The office could have redacted parts of documents the Democrats asked for, the suit says, but instead refused to provide any records.

Mary Compton, spokesperson for Hawley’s office, said he “is a champion of government transparency.”

“This is a meritless lawsuit and we look forward to vigorously fighting it in court,” Compton said in a statement. “This office has turned over tens of thousands of pages in public records to this group and their Democratic allies.”

Hawley has cast himself as a fighter for government transparency in his time as attorney general and on the campaign trail as he seeks the Republican nomination to challenge Democratic Sen. Claire McCaskill in the fall.

He has called for the Sunshine Law to be expanded and strengthened, and last month he said that an agreement between former Gov. Eric Greitens and prosecutor Kim Gardner that led to Greitens’ resignation should be made public under the law.

“These are records of taxpayer-funded work done by taxpayer-funded employees, and the public has a right to them,” said DSCC spokesman David Bergstein.

“Josh Hawley acts like a champion of transparency but that’s only when it serves his own interests, and by keeping these public records hidden, Hawley has shown Missouri he’s just another hypocrite.”

Hawley campaign manager Kyle Plotkin called the lawsuit “the latest frivolous attempt by the national Democrats to attack Josh.”

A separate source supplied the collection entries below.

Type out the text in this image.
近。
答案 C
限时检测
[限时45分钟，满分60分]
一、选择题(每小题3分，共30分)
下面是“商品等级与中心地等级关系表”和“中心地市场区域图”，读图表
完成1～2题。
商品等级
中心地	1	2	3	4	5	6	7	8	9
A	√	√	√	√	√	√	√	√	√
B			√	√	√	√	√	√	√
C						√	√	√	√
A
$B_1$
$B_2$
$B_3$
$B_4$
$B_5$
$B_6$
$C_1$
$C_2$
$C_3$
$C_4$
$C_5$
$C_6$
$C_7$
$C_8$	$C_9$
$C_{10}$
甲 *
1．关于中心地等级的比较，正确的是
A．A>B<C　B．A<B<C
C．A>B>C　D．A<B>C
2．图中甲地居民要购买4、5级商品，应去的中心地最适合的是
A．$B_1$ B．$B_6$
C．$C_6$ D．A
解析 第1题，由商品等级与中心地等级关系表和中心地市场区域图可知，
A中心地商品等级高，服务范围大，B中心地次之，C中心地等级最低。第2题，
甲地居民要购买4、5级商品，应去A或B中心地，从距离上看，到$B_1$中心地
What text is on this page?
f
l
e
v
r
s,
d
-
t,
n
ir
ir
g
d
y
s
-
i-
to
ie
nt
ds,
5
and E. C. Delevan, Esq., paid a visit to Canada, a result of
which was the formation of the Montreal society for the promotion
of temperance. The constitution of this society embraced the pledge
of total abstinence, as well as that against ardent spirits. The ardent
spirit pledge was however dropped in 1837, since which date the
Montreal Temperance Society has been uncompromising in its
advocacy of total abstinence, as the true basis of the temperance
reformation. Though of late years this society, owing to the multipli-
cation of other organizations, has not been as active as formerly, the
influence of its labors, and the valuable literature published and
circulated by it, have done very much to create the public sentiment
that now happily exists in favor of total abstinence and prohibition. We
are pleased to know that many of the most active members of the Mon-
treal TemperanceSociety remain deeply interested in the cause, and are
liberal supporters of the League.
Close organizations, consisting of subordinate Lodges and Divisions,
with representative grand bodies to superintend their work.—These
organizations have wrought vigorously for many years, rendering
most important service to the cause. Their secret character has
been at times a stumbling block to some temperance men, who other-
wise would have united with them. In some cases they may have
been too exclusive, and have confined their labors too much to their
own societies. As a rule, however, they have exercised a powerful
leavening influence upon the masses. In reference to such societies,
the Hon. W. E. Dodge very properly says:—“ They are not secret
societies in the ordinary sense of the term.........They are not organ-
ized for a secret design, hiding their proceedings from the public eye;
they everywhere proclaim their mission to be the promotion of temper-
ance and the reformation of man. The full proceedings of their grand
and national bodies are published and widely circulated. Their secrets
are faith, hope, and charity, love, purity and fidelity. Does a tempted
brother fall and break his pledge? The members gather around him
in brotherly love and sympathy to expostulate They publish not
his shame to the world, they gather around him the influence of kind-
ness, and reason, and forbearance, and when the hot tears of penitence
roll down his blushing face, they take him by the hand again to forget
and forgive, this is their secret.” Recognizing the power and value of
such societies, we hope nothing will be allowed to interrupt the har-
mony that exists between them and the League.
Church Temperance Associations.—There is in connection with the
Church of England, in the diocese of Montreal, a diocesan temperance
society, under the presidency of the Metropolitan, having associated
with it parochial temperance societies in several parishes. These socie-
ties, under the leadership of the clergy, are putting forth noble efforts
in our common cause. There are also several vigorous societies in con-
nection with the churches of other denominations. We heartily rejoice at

First they tried to attack Hawley with a residency lawsuit, then they tried over the public corruption team issue and then they tried with a campaign finance issue, he said.

“The national Democrats — Claire McCaskill’s allies — are oh-for-three on attacks against Josh,” Plotkin said.

During his 2016 campaign for attorney general, Hawley was sued for emails and documents from his time as a professor at the University of Missouri Law School. He personally fought against giving up the records, and he was then represented pro bono by Cooper & Kirk PLLC, a Washington law firm. The suit was dismissed in September 2016.

A St. Louis attorney filed a Missouri Ethics Commission complaint against Hawley for his use of the pro bono legal services, but it was dismissed last month.

When the MU documents were finally ordered to be made public, Hawley took the unusual step of spending thousands of dollars from his campaign chest on lawyers to review them first.